Cotton woes: add inanity to the list
Concern over poor cotton output has rightfully taken centre stage over the past two months. The crop has gained sown area by 14 percent in the current season at the expense of competing crops, yet even best- case scenarios estimate yield at 640kg per hectares, second worst in 15 years.
It appears that those responsible for providing stewardship to the fibre crop are fast running out of scapegoats to blame. Afterall, cropping season began with better than average water availability, whereas acreage under sugarcane – the perpetual patsy for previously contracting cotton area – is also at a decade-long low. Talk of crop-zoning is back in fashion, as if the lint experts never read beyond the chapter on ‘land’ of the imaginary “‘Idiot’s Guide to Cotton Production”. Indeed, if all hope of improving yield has been given up, cotton production will need additional 1.35 million hectares to achieve 15 million bales – the Camelot of annual FCA targets. This is equivalent to eliminating all area under maize, as if other crops have zero value-addition potential and are only grown for fun.
Running out of fall guys, the switch has been turned back on a bogeyman from the past, namely the exploitative ginneries. A leading textile expert noted this week that ginneries purchase seed cotton at Rs3,600 per 40kg, selling processed lint at prevailing market rate of Rs9,200 per 40kg after incurring nominal ginning cost and wastage. Going by this estimate, ginneries bag a gross margin of 133 percent, possibly unheard of in any industrial sector of the economy.
The assertion begs few questions. First, the quoted average lint price of Rs9,200 per 40kg (or Rs230 per kg) is roughly equivalent to prevailing rate in international markets, $1.5 per kg. If the ginneries racketeers really do earn abnormal profits by exploiting growers while charging textile mills prices at international parity, does it not follow that Pakistan’s cotton production is remarkably competitive? Unless, of course, the practice is a global norm and ginneries worldwide earn the highest economic returns for the entire textile value chain. Never mind that as the first step in the cotton supply chain, ginneries are at the bottom of value addition ladder.
For the more aware readers of textile sector dynamics, the explanation will come as no surprise. Nevertheless, it needs stating, considering such claims have come from a leading voice in textile lobby, well-placed to influence policy on the sector.
The cotton plant or phutti, in fact, is two crops – fibre and seed. According to cotton.org, an online repository on crop data, “for each 100lb of fibre produced by cotton plant, it also produces 162lb of seed”. Also known as ginning percentage or lint index, separation of cotton lint from seed is the raison d’etre of ginneries, and then press remainder lint into bales.
Globally, ginning efficiency ranges between 20-45 percent, measured by quantity of lint extracted from a unit of seed cotton. According to Karachi Cotton Association, the number is close to 35 percent for Pakistan’s phutti. This means that in order to produce a cotton bale of 40kg, 115kg of seed cotton or phutti is required. At the afore-cited seed cotton rate, this brings ginner’s cost of raw material alone to Rs10,350kg.
The purpose is in no way to insinuate that the ‘poor’ ginners are posting losses at gross level yet operating in larger national interest. After all, the cottonseed extracted – roughly 24kg out of every 40kg of phutti (along with 2kg of waste) – is sold to oilseed pressers at average price of Rs45 per kg.
At this ratio, 115kg of phutti would yield 69kg of seeds which at Rs45 per kg would rake in additional revenue of Rs3,100. Add back to the average selling price of 40kg lint of Rs9,200; and, the ginner earns revenue of Rs12,300 against cost of raw material Rs10,350 and processing cost of Rs700. Or a very normal gross margin of 11.3 percent on production of every 40kg cotton bale.
Having said that, the ginning stage has the lowest capital investment ratio in the textile value chain, with over 1,200 units operating as SME units according to an SBP report. In sharp contrast, the ginning function is part of a larger composite textile mill operation in rest of the world.

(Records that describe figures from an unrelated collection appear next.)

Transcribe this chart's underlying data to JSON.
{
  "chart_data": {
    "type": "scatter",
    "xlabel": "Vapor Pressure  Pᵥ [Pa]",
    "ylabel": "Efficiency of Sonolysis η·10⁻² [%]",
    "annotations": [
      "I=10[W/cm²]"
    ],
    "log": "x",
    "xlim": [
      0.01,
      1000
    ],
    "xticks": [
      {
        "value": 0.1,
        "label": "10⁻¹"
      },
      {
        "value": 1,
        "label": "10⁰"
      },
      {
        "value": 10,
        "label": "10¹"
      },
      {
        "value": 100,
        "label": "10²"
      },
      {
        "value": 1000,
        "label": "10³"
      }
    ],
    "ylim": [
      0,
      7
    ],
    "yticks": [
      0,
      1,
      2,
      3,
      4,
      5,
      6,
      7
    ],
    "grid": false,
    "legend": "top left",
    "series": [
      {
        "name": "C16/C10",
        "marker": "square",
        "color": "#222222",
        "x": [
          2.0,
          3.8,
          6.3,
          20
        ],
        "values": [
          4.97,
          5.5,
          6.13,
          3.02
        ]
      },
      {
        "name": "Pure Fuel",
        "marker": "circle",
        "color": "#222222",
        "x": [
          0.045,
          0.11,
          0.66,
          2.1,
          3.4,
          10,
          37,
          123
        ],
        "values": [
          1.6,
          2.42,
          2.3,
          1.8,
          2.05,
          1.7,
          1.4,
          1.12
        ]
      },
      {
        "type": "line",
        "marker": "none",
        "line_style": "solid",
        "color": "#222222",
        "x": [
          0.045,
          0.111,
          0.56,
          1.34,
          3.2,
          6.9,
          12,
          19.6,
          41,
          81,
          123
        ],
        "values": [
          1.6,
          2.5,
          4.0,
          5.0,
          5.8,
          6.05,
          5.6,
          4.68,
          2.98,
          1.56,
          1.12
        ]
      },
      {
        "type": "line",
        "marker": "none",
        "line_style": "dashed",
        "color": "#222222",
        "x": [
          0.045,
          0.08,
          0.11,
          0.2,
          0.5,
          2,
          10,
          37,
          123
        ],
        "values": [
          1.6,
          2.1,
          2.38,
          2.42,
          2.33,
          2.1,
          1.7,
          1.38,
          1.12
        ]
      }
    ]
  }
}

When the composite yarn and/or fabric maker is also responsible for cotton ginning, its incentive to maximize efficiencies in the ginning process is also higher. Purely ginning operations, on the other hand, are a known failure for producing low quality lint, with high level of dust particles and other impurities in them.
The inefficiency in ginning process is thus not of price but quality, and the onus for it falls as much on downstream players who have not made investment, both capex and technological, to scale and optimize processing at ginning stage. But if the purpose of poor cotton productivity discussion is only to look for scapegoats, then surely more can be found in the shape of climate change or even act of god.